LE MARQUIS DE LA ROCHEJAQUELEIN ET L'ABOLITION DE L'ESCLAVAGE

Henri et Constance de La Rochejaquelein, étaient propriétaires d'une plantation de 900 hectares dans le sud de Saint-Domingue. Ni l'un, ni l'autre n'était allé aux "Isles" avant la Révolution.
Dès la convocation des Etats Généraux, Henri fonda avec quelques amis parisiens le "Club de Massiac", du nom de l'un d'eux, dans le but d'obtenir une représentation de la population entière de Saint-Domingue. Le roi la refusa, mais l'assemblée une fois élue, l'admit avec un quota de six députés pour la seule colonie blanche. On vit alors arriver des "Libres de couleur" c'est à dire des nègres affranchis qui exigeaient, eux aussi, d'être représentés.
Notre aïeul et ses amis, craignant que fut votée une abolition de la traite et de l'esclavage, n'acceptèrent pas la "Déclaration des Droits de l'homme" qu'ils appelaient la "terreur des colonies".

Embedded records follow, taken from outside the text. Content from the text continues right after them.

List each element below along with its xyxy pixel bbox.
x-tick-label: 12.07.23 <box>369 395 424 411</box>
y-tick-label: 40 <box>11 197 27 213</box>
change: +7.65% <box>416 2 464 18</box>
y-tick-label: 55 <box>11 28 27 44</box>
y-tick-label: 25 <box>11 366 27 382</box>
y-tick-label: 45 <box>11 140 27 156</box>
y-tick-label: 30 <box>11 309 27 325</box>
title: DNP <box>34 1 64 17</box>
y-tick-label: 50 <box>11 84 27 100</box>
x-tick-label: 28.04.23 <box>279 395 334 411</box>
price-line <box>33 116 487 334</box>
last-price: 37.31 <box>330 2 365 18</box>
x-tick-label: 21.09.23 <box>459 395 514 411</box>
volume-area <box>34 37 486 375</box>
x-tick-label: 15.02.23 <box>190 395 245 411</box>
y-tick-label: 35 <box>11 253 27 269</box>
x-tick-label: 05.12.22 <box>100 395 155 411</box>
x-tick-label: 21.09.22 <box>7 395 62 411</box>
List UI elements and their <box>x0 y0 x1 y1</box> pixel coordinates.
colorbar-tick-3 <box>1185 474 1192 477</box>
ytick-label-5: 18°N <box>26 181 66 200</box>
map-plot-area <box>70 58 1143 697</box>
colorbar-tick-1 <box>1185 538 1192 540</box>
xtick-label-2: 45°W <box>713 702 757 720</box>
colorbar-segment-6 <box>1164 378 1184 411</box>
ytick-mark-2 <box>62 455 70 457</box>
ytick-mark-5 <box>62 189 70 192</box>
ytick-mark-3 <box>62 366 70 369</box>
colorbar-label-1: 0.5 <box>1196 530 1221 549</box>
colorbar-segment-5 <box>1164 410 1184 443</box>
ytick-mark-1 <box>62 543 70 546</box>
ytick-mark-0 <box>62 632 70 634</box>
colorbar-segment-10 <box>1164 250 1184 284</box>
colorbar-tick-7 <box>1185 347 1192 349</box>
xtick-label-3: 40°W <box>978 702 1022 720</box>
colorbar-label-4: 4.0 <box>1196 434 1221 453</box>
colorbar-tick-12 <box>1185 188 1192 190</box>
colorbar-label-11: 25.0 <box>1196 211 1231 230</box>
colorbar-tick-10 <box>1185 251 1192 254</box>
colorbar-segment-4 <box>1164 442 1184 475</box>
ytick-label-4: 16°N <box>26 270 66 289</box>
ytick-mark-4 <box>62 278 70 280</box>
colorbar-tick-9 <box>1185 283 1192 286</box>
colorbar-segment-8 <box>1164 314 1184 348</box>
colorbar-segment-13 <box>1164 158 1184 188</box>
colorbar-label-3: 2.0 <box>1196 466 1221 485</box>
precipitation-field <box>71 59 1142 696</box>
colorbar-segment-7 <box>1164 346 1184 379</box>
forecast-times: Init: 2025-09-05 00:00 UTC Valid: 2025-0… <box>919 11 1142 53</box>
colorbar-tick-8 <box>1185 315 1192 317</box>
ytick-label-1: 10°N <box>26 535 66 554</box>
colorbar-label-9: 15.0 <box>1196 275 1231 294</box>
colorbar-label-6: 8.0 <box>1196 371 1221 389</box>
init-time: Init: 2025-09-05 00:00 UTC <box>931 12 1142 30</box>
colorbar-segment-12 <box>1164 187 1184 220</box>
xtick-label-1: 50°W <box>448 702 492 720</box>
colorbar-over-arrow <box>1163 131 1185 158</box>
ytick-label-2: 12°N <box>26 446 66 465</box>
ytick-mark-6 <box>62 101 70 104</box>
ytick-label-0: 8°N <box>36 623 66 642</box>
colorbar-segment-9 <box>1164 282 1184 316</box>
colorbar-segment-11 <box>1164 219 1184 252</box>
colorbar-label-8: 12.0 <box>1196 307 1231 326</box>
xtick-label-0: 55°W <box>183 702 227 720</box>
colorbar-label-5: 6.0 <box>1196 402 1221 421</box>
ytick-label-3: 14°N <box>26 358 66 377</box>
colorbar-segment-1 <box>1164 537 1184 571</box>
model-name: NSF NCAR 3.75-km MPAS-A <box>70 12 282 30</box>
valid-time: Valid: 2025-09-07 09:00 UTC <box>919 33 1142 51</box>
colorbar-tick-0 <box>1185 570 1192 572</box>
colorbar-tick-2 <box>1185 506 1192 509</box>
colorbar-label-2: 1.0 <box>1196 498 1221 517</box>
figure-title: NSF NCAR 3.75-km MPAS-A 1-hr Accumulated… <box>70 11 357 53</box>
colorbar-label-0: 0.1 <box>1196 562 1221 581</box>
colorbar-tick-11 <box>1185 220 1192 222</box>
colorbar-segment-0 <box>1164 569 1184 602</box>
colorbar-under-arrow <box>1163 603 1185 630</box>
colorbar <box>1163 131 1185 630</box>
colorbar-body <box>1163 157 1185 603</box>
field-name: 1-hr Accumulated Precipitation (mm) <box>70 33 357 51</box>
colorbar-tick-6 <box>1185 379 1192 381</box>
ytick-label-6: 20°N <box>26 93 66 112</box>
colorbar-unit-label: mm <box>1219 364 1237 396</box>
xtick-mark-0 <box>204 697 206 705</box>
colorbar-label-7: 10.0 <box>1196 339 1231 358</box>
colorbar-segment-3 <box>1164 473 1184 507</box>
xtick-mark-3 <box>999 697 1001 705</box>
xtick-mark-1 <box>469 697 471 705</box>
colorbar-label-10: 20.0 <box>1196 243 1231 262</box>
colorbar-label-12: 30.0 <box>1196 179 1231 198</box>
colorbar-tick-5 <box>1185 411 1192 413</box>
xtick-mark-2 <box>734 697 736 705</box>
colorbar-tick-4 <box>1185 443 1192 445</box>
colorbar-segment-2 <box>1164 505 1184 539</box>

Tandis qu'Henri restait à Paris pour empêcher tout débat public sur la réalité de la société coloniale, il dépêchait à Saint-Domingue Larchevesque Thibaud pour y prendre le pouvoir par le biais d'une "Assemblée des planteurs
". Des difficultés surgirent avec le "préjugé de couleur", les planteurs blancs à 100 % refusant de reconnaître comme des leurs les métis, quarterons et autres sang-mêlé inavoués, fussent-ils de bonne noblesse, ce qui pouvait parfois passer en métropole.
A Paris, Henri, Massiac et Montalembert remportèrent une série de victoires sur le plan législatif : constitutionnalisation de l'esclavage le 13 mai 90, reconnaissance du "préjugé de couleur" le 24 septembre et suppression des députés des colonies dans les assemblées françaises le 28 du même mois.
C'est à ce moment que la situation commença à se dégrader à Saint-Domingue. D'abord une "guerre des épidémies" entre les planteurs blanc pur et les autres, puis des insurrections d'esclaves sporadiques, enfin l'intervention armée de l'Espagne et surtout de l'Angleterre à la demande d'ailleurs de propriétaires coloniaux, les uns réfugiés à la Jamaïque, d'autres arrivés à Londres comme émigrants. Cette dernière situation était celle d'Henri et d'une partie de sa famille dès janvier 1792.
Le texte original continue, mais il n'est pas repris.